Lucie Ahl
- Country (sports): Great Britain England
- Residence: Exeter, Devon, England
- Born: 23 July 1974 (age 51) Exeter, Devon, England
- Height: 1.59 m (5 ft 3 in)
- Turned pro: 1991
- Retired: 2003
- Plays: Right-handed (two-handed backhand)
- Prize money: US$260,389

Singles
- Career record: 288–273
- Career titles: 0 WTA, 9 ITF
- Highest ranking: No. 161 (1 April 2002)

Grand Slam singles results
- Australian Open: Q3 (2002)
- French Open: Q1 (2000, 2001, 2002, 2003)
- Wimbledon: 2R (2000)
- US Open: Q2 (2002)

Doubles
- Career record: 102–140
- Career titles: 0 WTA, 6 ITF
- Highest ranking: No. 213 (3 February 1997)

= Lucie Ahl =

English tennis player

Lucie Ahl (born 23 July 1974) is a tennis coach and a former professional tennis player.
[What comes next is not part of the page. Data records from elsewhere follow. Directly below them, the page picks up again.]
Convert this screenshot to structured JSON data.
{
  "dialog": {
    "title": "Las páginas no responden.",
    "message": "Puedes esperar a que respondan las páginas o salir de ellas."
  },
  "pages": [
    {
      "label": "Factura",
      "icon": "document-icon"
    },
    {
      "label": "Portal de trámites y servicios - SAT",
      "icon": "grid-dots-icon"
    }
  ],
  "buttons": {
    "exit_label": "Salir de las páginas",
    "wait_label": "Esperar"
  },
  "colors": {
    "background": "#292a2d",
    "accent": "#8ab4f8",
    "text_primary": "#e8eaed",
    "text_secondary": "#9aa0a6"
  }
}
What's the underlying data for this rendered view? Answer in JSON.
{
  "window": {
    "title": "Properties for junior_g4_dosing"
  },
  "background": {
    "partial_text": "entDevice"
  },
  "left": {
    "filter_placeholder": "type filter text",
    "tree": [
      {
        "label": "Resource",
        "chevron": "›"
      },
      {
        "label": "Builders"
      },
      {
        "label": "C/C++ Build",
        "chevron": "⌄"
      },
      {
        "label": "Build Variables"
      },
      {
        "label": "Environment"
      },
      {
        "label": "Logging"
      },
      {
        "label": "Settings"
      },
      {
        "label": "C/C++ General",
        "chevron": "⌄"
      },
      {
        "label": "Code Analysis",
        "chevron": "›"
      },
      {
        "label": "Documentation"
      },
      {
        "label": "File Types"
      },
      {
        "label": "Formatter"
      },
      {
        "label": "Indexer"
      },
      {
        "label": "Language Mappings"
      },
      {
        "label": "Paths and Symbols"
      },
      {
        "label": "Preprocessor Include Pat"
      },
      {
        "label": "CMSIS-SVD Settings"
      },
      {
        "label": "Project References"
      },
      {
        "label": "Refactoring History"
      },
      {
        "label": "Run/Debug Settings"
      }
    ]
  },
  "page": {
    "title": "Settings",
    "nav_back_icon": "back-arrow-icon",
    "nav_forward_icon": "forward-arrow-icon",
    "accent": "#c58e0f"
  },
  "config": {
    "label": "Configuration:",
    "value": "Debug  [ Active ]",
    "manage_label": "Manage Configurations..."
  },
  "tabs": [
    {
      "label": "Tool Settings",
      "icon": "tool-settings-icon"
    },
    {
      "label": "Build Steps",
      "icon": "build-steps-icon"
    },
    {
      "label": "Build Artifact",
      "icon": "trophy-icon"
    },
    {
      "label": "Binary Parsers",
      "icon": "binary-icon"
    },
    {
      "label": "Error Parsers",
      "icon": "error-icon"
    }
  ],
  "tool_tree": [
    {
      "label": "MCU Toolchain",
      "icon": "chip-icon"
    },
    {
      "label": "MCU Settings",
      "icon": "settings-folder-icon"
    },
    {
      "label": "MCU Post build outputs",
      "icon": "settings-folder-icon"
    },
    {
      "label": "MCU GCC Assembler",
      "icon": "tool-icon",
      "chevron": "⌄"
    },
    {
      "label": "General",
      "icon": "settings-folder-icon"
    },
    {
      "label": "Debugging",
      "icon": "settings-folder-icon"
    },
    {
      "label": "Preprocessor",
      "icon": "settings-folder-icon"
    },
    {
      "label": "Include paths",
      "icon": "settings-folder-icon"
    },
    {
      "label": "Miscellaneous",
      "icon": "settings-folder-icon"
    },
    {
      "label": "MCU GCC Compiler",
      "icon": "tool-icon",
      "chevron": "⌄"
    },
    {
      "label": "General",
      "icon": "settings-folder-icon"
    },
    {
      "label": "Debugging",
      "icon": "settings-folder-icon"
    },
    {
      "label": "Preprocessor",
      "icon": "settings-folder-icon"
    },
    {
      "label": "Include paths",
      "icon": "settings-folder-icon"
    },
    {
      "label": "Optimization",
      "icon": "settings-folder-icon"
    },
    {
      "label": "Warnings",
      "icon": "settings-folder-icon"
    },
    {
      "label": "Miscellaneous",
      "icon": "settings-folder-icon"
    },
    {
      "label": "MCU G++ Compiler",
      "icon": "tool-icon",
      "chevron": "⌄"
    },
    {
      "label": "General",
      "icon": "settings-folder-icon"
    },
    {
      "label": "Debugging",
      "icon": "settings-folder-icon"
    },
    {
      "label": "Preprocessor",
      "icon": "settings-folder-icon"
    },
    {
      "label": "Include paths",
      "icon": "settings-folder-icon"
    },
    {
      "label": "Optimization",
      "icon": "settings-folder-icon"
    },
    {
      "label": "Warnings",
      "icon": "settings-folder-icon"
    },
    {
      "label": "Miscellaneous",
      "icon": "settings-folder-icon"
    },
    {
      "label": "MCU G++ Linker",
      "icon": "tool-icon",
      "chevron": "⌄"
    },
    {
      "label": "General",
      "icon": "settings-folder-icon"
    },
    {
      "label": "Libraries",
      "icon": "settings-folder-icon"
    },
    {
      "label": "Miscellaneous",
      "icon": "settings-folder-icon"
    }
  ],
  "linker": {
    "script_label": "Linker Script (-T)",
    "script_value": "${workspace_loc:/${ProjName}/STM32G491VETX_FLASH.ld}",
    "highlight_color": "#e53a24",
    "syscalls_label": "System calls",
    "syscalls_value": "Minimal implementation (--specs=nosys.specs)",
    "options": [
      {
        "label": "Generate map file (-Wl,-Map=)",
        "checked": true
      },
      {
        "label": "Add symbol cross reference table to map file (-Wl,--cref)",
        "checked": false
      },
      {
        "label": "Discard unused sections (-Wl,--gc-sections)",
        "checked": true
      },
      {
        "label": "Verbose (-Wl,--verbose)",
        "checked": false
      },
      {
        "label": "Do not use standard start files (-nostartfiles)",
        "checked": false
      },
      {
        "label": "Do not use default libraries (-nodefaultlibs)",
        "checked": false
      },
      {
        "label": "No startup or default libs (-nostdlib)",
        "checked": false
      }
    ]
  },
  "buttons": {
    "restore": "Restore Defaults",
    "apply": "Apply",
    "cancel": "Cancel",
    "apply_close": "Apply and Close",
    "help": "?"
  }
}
She was briefly the British No.1, holding the position for 9 non-consecutive weeks between 30 July 2001 and 5 May 2002. She reached her highest singles ranking of world No.161 on 1 April 2002.

In her career, Ahl won a total of 15 titles on the ITF Women's Circuit and also participated on the WTA Tour. She had career wins over ITF & WTA Tour players Sandra Cacic and Rene Simpson.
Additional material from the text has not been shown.